Mildred didn't have a happy ending in the 1945 movie, either. Despite Veda being arrested for Monty's murder (a slapped-on plot line that DID NOT serve the movie well), Mildred is still stuck in her obsession, while being led away by an unhappy looking Bert. I saw nothing "happy" about that.
ReplyDeleteI guess a happy ending was never in the works for poor Mildred.
But I do think Mildred's love is more of a self-love. Throughout the first half, Mildred is all by herself. It is always about HER.

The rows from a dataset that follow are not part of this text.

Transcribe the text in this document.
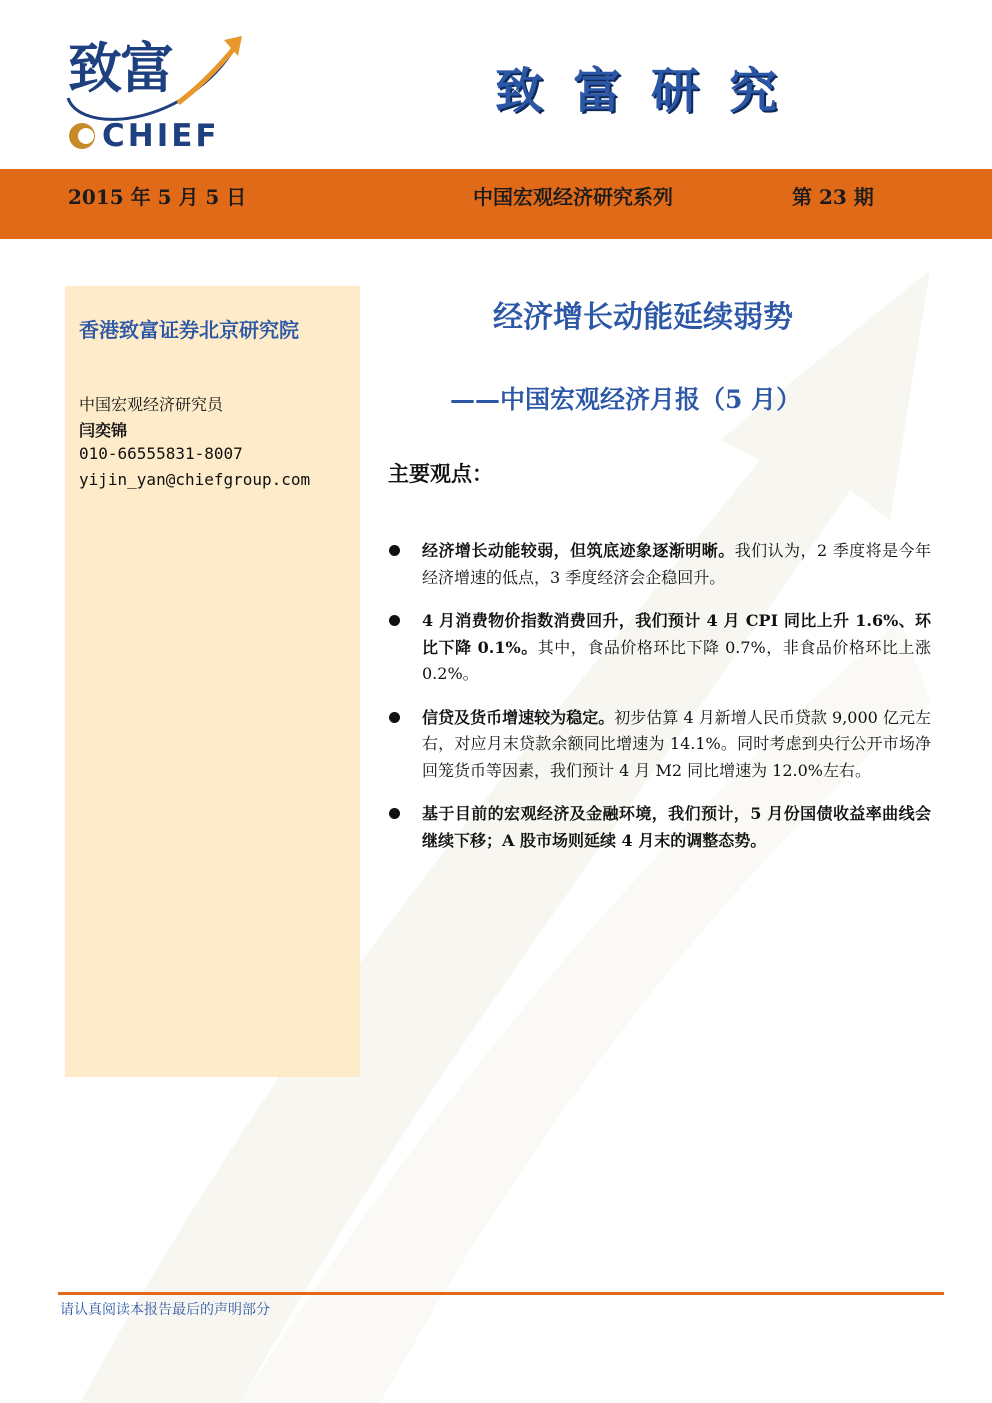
致富
CHIEF
致富研究
2015 年 5 月 5 日	中国宏观经济研究系列	第 23 期
香港致富证券北京研究院
中国宏观经济研究员
闫奕锦
010-66555831-8007
yijin_yan@chiefgroup.com
经济增长动能延续弱势
——中国宏观经济月报（5 月）
主要观点：
经济增长动能较弱，但筑底迹象逐渐明晰。我们认为，2 季度将是今年经济增速的低点，3 季度经济会企稳回升。
4 月消费物价指数消费回升，我们预计 4 月 CPI 同比上升 1.6%、环比下降 0.1%。其中，食品价格环比下降 0.7%，非食品价格环比上涨 0.2%。
信贷及货币增速较为稳定。初步估算 4 月新增人民币贷款 9,000 亿元左右，对应月末贷款余额同比增速为 14.1%。同时考虑到央行公开市场净回笼货币等因素，我们预计 4 月 M2 同比增速为 12.0%左右。
基于目前的宏观经济及金融环境，我们预计，5 月份国债收益率曲线会继续下移；A 股市场则延续 4 月末的调整态势。
请认真阅读本报告最后的声明部分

ReplyDeleteInteresting way to look at it. You can definitely see Mildred's arrogance in the scene where she meets with her creditors, who are just looking for some reassurance and instead she blows them off, telling them she needed the money — for her mansion, as one of them incredulously notes — and that she's not going to explain herself to them. That's her most Veda-esque moment, though there are other flashes where you can see that the daughter is an exaggerated, unrestrained echo of the mother. After all, Mildred was the one who gave Veda free rein to be the monster she eventually becomes.
Rosie, good point about the ending of the 1945 version of this story. It's not so much a happy ending as a "happy ending," in quotes, fulfilling the conventions of a Hollywood happy ending without actually being all that happy. Still, the rushed nature of it reeks of the Hollywood necessity of getting Mildred back into her marriage right before the end of the movie, restoring normality.
ReplyDeleteI suspect that Mildred's unhappiness at the end of the story had a lot more to do with her final loss of Veda to New York than her return to a suburban existence with Bert. Before he said "Let's get stinko", Bert also said "To hell with her". "Her" being Veda, who had just revealed her plans to move to New York with a new singing contract and Monty.
ReplyDeleteIt is wonderful to finally see a movie that show just how monstrous children can become just like the real world. Everything Mildred did she did for her daughter yet at the same point that is also what happens when we give our children everything they want. Hopefully some new parents today watching will get the message.